勝利のヒーローになるはずが、一転珍プレーの主役になった白は試合後、「何て間抜けなんだろう。どうなってんのかな…。吉田!オレが悪かったんだ」と、額をロッカーの壁にぶつけて悔しさをあらわにしていた。
ペナントの行方を左右した幻の本塁打
サヨナラホームランの判定が覆る珍事件が起きたのが、1992年9月11日の阪神-ヤクルトだ。
3-3の同点で迎えた9回裏、阪神は二死一塁で八木裕がフルカウントから左中間に大飛球を放つ。打球がスタンドに入ったのを確認した平光清二塁塁審は右手を頭上でグルグル回し、「ホームラン」のジェスチャー。劇的なサヨナラ2ランに、八木は万歳しながらベースを回り、スタンドの阪神ファンも「これで(ヤクルト、巨人と)同率首位や!」と熱狂した。
一塁ベンチ前にはお立ち台も用意され、八木のヒーローインタビューが行われようとしていたところ、そんなお祭りムードの真っ最中に、ヤクルト・野村克也監督がベンチを飛び出した。
「フェンスのラバー上部に当たってスタンドに入った」。激しい抗議の末、他の審判も「入っていない」と指摘すると、平光塁審は一転誤審を認め、これをエンタイトル二塁打に訂正した。
当然、阪神・中村勝広監督は収まらない。「一番近いところにいた彼(平光塁審)が判定を下したわけでしょ。ホームランとした時点でゲームセットでしょ。それを簡単に(覆すなんて)…」と口角泡を飛ばし、37分間にわたって抗議。八木が打ったとき、一塁走者のパチョレックはスタートを切っていたので、エンタイトルと判定されなければ、サヨナラのホームを踏んでいたはずだった。阪神にとっては、“最悪の判定”としか言いようがない。
だが、「(審判団で)協議した結果」と却下。連盟への提訴を条件に、二死二・三塁で試合再開。次打者・新庄の四球で満塁となったが、久慈照嘉が中飛に倒れ、スリーアウトチェンジ。サヨナラのチャンスを逃した阪神は、延長15回、史上最長6時間26分を経て3-3の引き分けという、まさに骨折り損のくたびれ儲けに終わった。

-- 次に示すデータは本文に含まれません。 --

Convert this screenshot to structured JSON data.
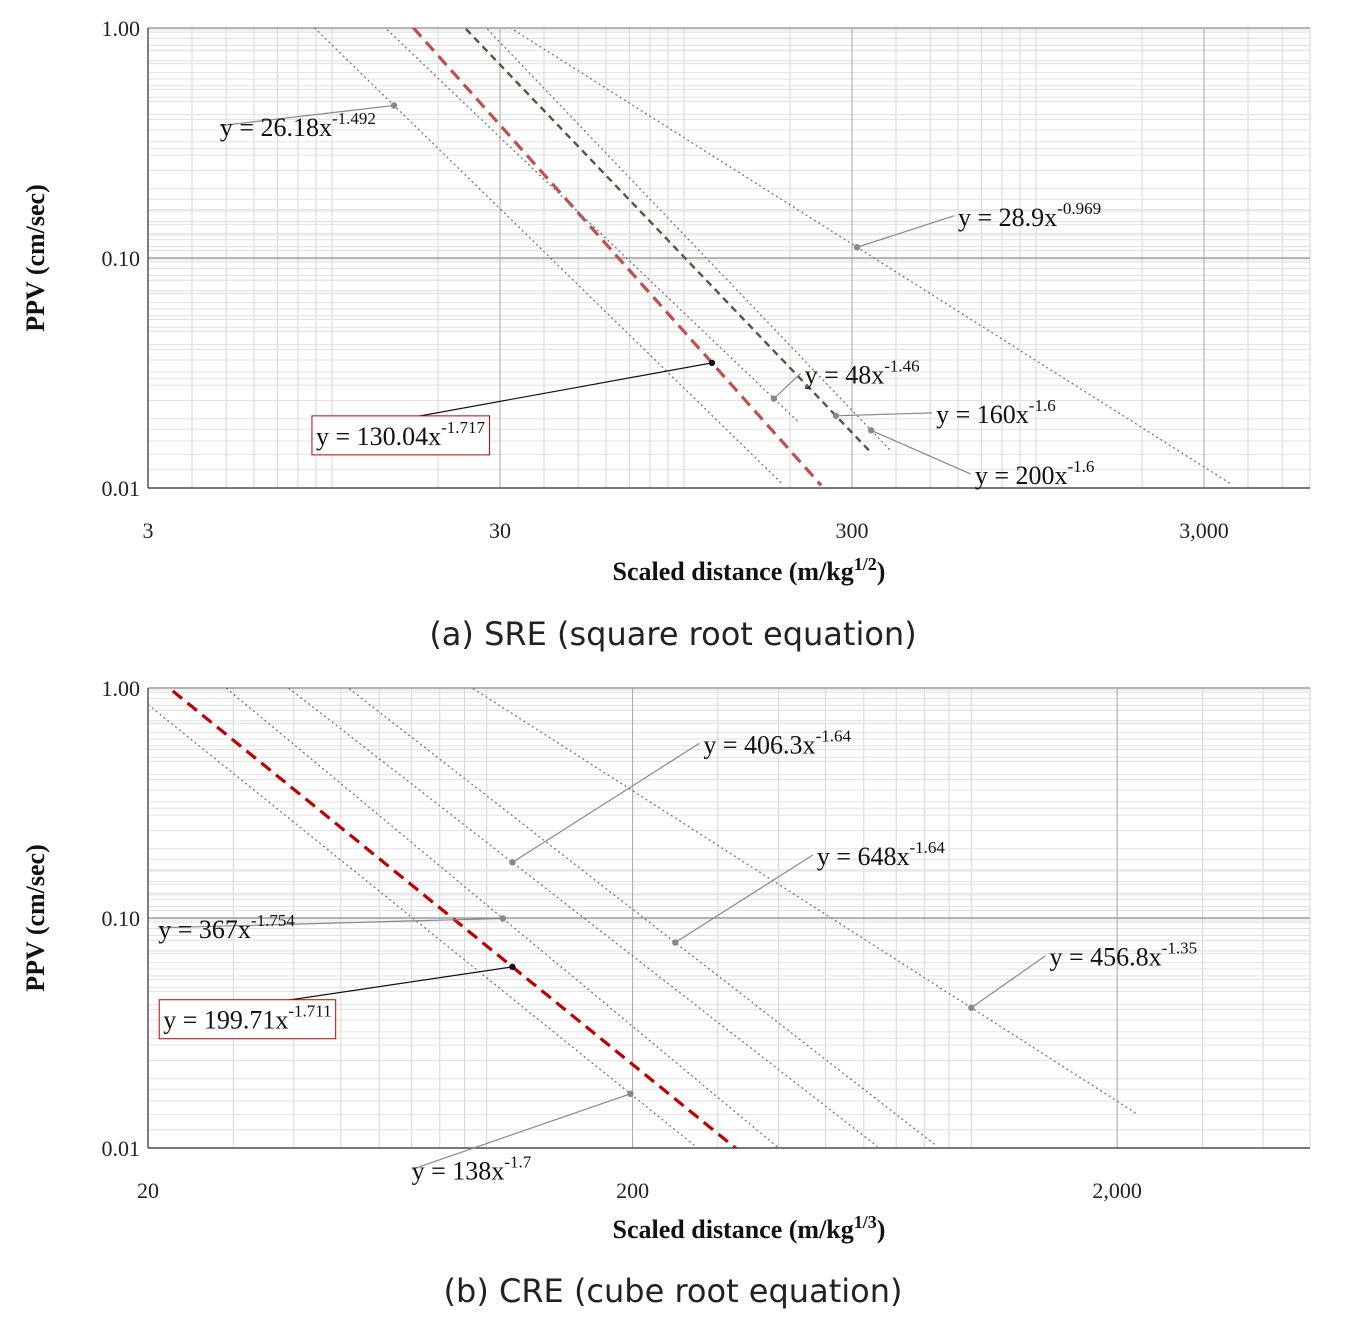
{
  "chart_data": [
    {
      "type": "line",
      "x_scale": "log",
      "y_scale": "log",
      "xlabel_main": "Scaled distance  (m/kg",
      "xlabel_exp": "1/2",
      "xlabel_end": ")",
      "ylabel": "PPV  (cm/sec)",
      "caption": "(a) SRE (square root equation)",
      "xlim": [
        3,
        6000
      ],
      "ylim": [
        0.01,
        1.0
      ],
      "x_ticks": [
        3,
        30,
        300,
        3000
      ],
      "x_tick_labels": [
        "3",
        "30",
        "300",
        "3,000"
      ],
      "y_ticks": [
        0.01,
        0.1,
        1.0
      ],
      "y_tick_labels": [
        "0.01",
        "0.10",
        "1.00"
      ],
      "series": [
        {
          "equation": "y = 26.18x",
          "exponent": "-1.492",
          "a": 26.18,
          "b": -1.492,
          "x_range": [
            8.9,
            190
          ],
          "marker_x": 15,
          "label_x": 4.8,
          "label_y": 0.34,
          "highlight": false
        },
        {
          "equation": "y = 130.04x",
          "exponent": "-1.717",
          "a": 130.04,
          "b": -1.717,
          "x_range": [
            17,
            245
          ],
          "marker_x": 120,
          "label_x": 9,
          "label_y": 0.0154,
          "highlight": true
        },
        {
          "equation": "y = 48x",
          "exponent": "-1.46",
          "a": 48,
          "b": -1.46,
          "x_range": [
            14,
            210
          ],
          "marker_x": 180,
          "label_x": 220,
          "label_y": 0.0285,
          "highlight": false
        },
        {
          "equation": "y = 160x",
          "exponent": "-1.6",
          "a": 160,
          "b": -1.6,
          "x_range": [
            24,
            340
          ],
          "marker_x": 270,
          "label_x": 520,
          "label_y": 0.0192,
          "highlight": false,
          "dashed_dark": true
        },
        {
          "equation": "y = 200x",
          "exponent": "-1.6",
          "a": 200,
          "b": -1.6,
          "x_range": [
            27,
            385
          ],
          "marker_x": 340,
          "label_x": 670,
          "label_y": 0.0104,
          "highlight": false
        },
        {
          "equation": "y = 28.9x",
          "exponent": "-0.969",
          "a": 28.9,
          "b": -0.969,
          "x_range": [
            32,
            3600
          ],
          "marker_x": 310,
          "label_x": 600,
          "label_y": 0.138,
          "highlight": false
        }
      ]
    },
    {
      "type": "line",
      "x_scale": "log",
      "y_scale": "log",
      "xlabel_main": "Scaled distance  (m/kg",
      "xlabel_exp": "1/3",
      "xlabel_end": ")",
      "ylabel": "PPV  (cm/sec)",
      "caption": "(b) CRE (cube root equation)",
      "xlim": [
        20,
        5000
      ],
      "ylim": [
        0.01,
        1.0
      ],
      "x_ticks": [
        20,
        200,
        2000
      ],
      "x_tick_labels": [
        "20",
        "200",
        "2,000"
      ],
      "y_ticks": [
        0.01,
        0.1,
        1.0
      ],
      "y_tick_labels": [
        "0.01",
        "0.10",
        "1.00"
      ],
      "series": [
        {
          "equation": "y = 138x",
          "exponent": "-1.7",
          "a": 138,
          "b": -1.7,
          "x_range": [
            20,
            270
          ],
          "marker_x": 198,
          "label_x": 70,
          "label_y": 0.0073,
          "highlight": false
        },
        {
          "equation": "y = 199.71x",
          "exponent": "-1.711",
          "a": 199.71,
          "b": -1.711,
          "x_range": [
            22.5,
            330
          ],
          "marker_x": 113,
          "label_x": 21.5,
          "label_y": 0.033,
          "highlight": true
        },
        {
          "equation": "y = 367x",
          "exponent": "-1.754",
          "a": 367,
          "b": -1.754,
          "x_range": [
            29,
            405
          ],
          "marker_x": 108,
          "label_x": 21,
          "label_y": 0.082,
          "highlight": false
        },
        {
          "equation": "y = 406.3x",
          "exponent": "-1.64",
          "a": 406.3,
          "b": -1.64,
          "x_range": [
            39,
            640
          ],
          "marker_x": 113,
          "label_x": 280,
          "label_y": 0.52,
          "highlight": false
        },
        {
          "equation": "y = 648x",
          "exponent": "-1.64",
          "a": 648,
          "b": -1.64,
          "x_range": [
            52,
            850
          ],
          "marker_x": 245,
          "label_x": 480,
          "label_y": 0.17,
          "highlight": false
        },
        {
          "equation": "y = 456.8x",
          "exponent": "-1.35",
          "a": 456.8,
          "b": -1.35,
          "x_range": [
            90,
            2200
          ],
          "marker_x": 1000,
          "label_x": 1450,
          "label_y": 0.062,
          "highlight": false
        }
      ]
    }
  ]
}
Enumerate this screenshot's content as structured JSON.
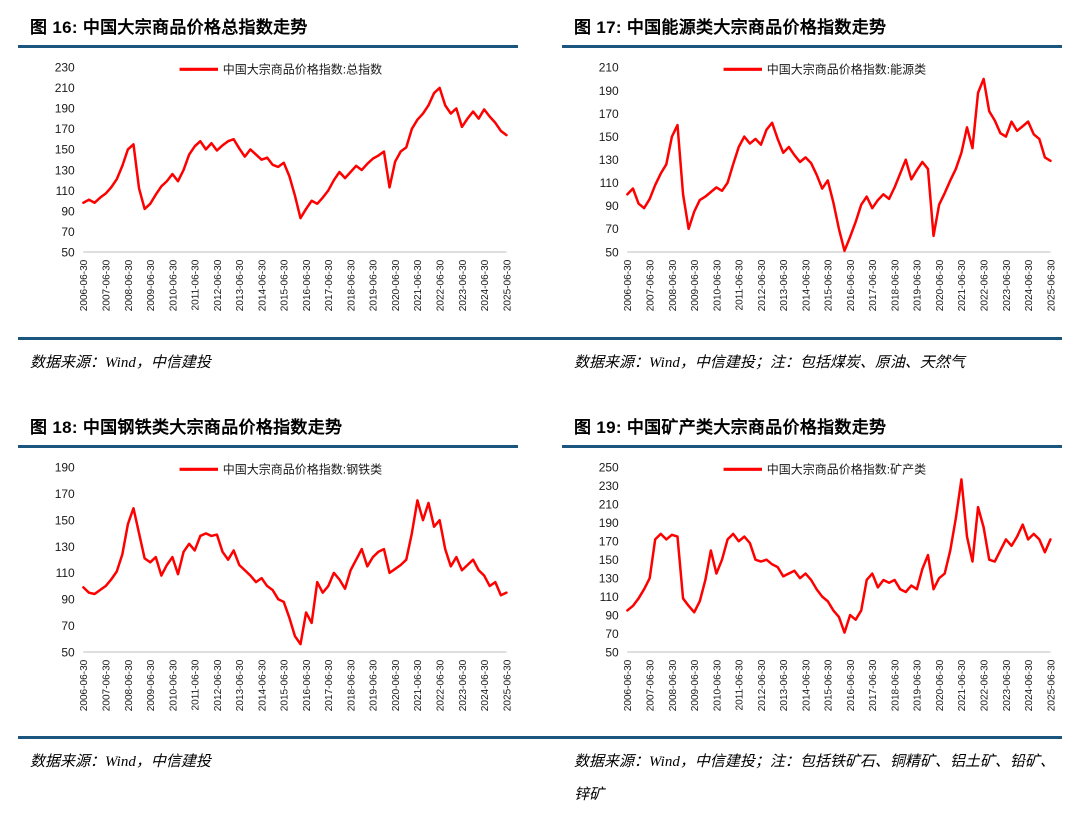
{
  "page": {
    "background": "#FFFFFF",
    "accent_color": "#1B567F",
    "series_color": "#FF0000"
  },
  "figures": [
    {
      "title": "图 16: 中国大宗商品价格总指数走势",
      "source": "数据来源：Wind，中信建投"
    },
    {
      "title": "图 17: 中国能源类大宗商品价格指数走势",
      "source": "数据来源：Wind，中信建投；注：包括煤炭、原油、天然气"
    },
    {
      "title": "图 18: 中国钢铁类大宗商品价格指数走势",
      "source": "数据来源：Wind，中信建投"
    },
    {
      "title": "图 19: 中国矿产类大宗商品价格指数走势",
      "source": "数据来源：Wind，中信建投；注：包括铁矿石、铜精矿、铝土矿、铅矿、锌矿"
    }
  ],
  "chart_data": [
    {
      "type": "line",
      "title": "图 16: 中国大宗商品价格总指数走势",
      "legend": "中国大宗商品价格指数:总指数",
      "series_color": "#FF0000",
      "grid": false,
      "legend_position": "top-center",
      "ylim": [
        50,
        230
      ],
      "y_ticks": [
        50,
        70,
        90,
        110,
        130,
        150,
        170,
        190,
        210,
        230
      ],
      "x_tick_labels": [
        "2006-06-30",
        "2007-06-30",
        "2008-06-30",
        "2009-06-30",
        "2010-06-30",
        "2011-06-30",
        "2012-06-30",
        "2013-06-30",
        "2014-06-30",
        "2015-06-30",
        "2016-06-30",
        "2017-06-30",
        "2018-06-30",
        "2019-06-30",
        "2020-06-30",
        "2021-06-30",
        "2022-06-30",
        "2023-06-30",
        "2024-06-30",
        "2025-06-30"
      ],
      "x_start": 2006.5,
      "x_step": 0.25,
      "x_unit": "year",
      "values": [
        98,
        101,
        98,
        103,
        107,
        113,
        121,
        134,
        150,
        155,
        112,
        92,
        97,
        106,
        114,
        119,
        126,
        119,
        130,
        145,
        153,
        158,
        150,
        156,
        149,
        154,
        158,
        160,
        151,
        143,
        150,
        145,
        140,
        142,
        135,
        133,
        137,
        124,
        105,
        83,
        92,
        100,
        97,
        103,
        110,
        120,
        128,
        122,
        128,
        134,
        130,
        136,
        141,
        144,
        148,
        113,
        138,
        148,
        152,
        170,
        179,
        185,
        193,
        205,
        210,
        193,
        185,
        190,
        172,
        180,
        187,
        180,
        189,
        182,
        176,
        168,
        164
      ]
    },
    {
      "type": "line",
      "title": "图 17: 中国能源类大宗商品价格指数走势",
      "legend": "中国大宗商品价格指数:能源类",
      "series_color": "#FF0000",
      "grid": false,
      "legend_position": "top-center",
      "ylim": [
        50,
        210
      ],
      "y_ticks": [
        50,
        70,
        90,
        110,
        130,
        150,
        170,
        190,
        210
      ],
      "x_tick_labels": [
        "2006-06-30",
        "2007-06-30",
        "2008-06-30",
        "2009-06-30",
        "2010-06-30",
        "2011-06-30",
        "2012-06-30",
        "2013-06-30",
        "2014-06-30",
        "2015-06-30",
        "2016-06-30",
        "2017-06-30",
        "2018-06-30",
        "2019-06-30",
        "2020-06-30",
        "2021-06-30",
        "2022-06-30",
        "2023-06-30",
        "2024-06-30",
        "2025-06-30"
      ],
      "x_start": 2006.5,
      "x_step": 0.25,
      "x_unit": "year",
      "values": [
        100,
        105,
        92,
        88,
        96,
        108,
        118,
        126,
        150,
        160,
        100,
        70,
        85,
        95,
        98,
        102,
        106,
        103,
        110,
        126,
        141,
        150,
        144,
        148,
        143,
        156,
        162,
        148,
        136,
        141,
        134,
        128,
        132,
        127,
        117,
        105,
        112,
        93,
        70,
        51,
        63,
        76,
        91,
        98,
        88,
        95,
        100,
        96,
        106,
        118,
        130,
        113,
        121,
        128,
        122,
        64,
        91,
        101,
        112,
        122,
        136,
        158,
        140,
        188,
        200,
        172,
        164,
        153,
        150,
        163,
        155,
        159,
        163,
        152,
        148,
        132,
        129
      ]
    },
    {
      "type": "line",
      "title": "图 18: 中国钢铁类大宗商品价格指数走势",
      "legend": "中国大宗商品价格指数:钢铁类",
      "series_color": "#FF0000",
      "grid": false,
      "legend_position": "top-center",
      "ylim": [
        50,
        190
      ],
      "y_ticks": [
        50,
        70,
        90,
        110,
        130,
        150,
        170,
        190
      ],
      "x_tick_labels": [
        "2006-06-30",
        "2007-06-30",
        "2008-06-30",
        "2009-06-30",
        "2010-06-30",
        "2011-06-30",
        "2012-06-30",
        "2013-06-30",
        "2014-06-30",
        "2015-06-30",
        "2016-06-30",
        "2017-06-30",
        "2018-06-30",
        "2019-06-30",
        "2020-06-30",
        "2021-06-30",
        "2022-06-30",
        "2023-06-30",
        "2024-06-30",
        "2025-06-30"
      ],
      "x_start": 2006.5,
      "x_step": 0.25,
      "x_unit": "year",
      "values": [
        99,
        95,
        94,
        97,
        100,
        105,
        111,
        124,
        147,
        159,
        140,
        121,
        118,
        122,
        108,
        116,
        122,
        109,
        126,
        132,
        127,
        138,
        140,
        138,
        139,
        126,
        120,
        127,
        116,
        112,
        108,
        103,
        106,
        100,
        97,
        90,
        88,
        76,
        62,
        56,
        80,
        72,
        103,
        95,
        100,
        110,
        105,
        98,
        112,
        120,
        128,
        115,
        122,
        126,
        128,
        110,
        113,
        116,
        120,
        140,
        165,
        150,
        163,
        145,
        150,
        128,
        115,
        122,
        112,
        116,
        120,
        112,
        108,
        100,
        103,
        93,
        95
      ]
    },
    {
      "type": "line",
      "title": "图 19: 中国矿产类大宗商品价格指数走势",
      "legend": "中国大宗商品价格指数:矿产类",
      "series_color": "#FF0000",
      "grid": false,
      "legend_position": "top-center",
      "ylim": [
        50,
        250
      ],
      "y_ticks": [
        50,
        70,
        90,
        110,
        130,
        150,
        170,
        190,
        210,
        230,
        250
      ],
      "x_tick_labels": [
        "2006-06-30",
        "2007-06-30",
        "2008-06-30",
        "2009-06-30",
        "2010-06-30",
        "2011-06-30",
        "2012-06-30",
        "2013-06-30",
        "2014-06-30",
        "2015-06-30",
        "2016-06-30",
        "2017-06-30",
        "2018-06-30",
        "2019-06-30",
        "2020-06-30",
        "2021-06-30",
        "2022-06-30",
        "2023-06-30",
        "2024-06-30",
        "2025-06-30"
      ],
      "x_start": 2006.5,
      "x_step": 0.25,
      "x_unit": "year",
      "values": [
        95,
        100,
        108,
        118,
        130,
        172,
        178,
        172,
        177,
        175,
        108,
        100,
        93,
        105,
        128,
        160,
        135,
        150,
        172,
        178,
        170,
        175,
        168,
        150,
        148,
        150,
        145,
        142,
        132,
        135,
        138,
        130,
        135,
        128,
        118,
        110,
        105,
        95,
        88,
        71,
        90,
        85,
        95,
        128,
        135,
        120,
        128,
        125,
        128,
        118,
        115,
        122,
        118,
        140,
        155,
        118,
        130,
        135,
        160,
        195,
        237,
        175,
        148,
        207,
        185,
        150,
        148,
        160,
        172,
        165,
        175,
        188,
        172,
        178,
        172,
        158,
        172
      ]
    }
  ]
}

この負けに等しい引き分けが尾を引き、同年の阪神はヤクルトに2ゲーム差で巨人と同率の2位。サヨナラ勝ちばかりでなく、7年ぶりVも幻と消えている。
まさに天国から地獄へ真っ逆さま…。しかし、これだから野球は面白い。今年もこのような“珍事”が見られるだろうか、楽しみでもある。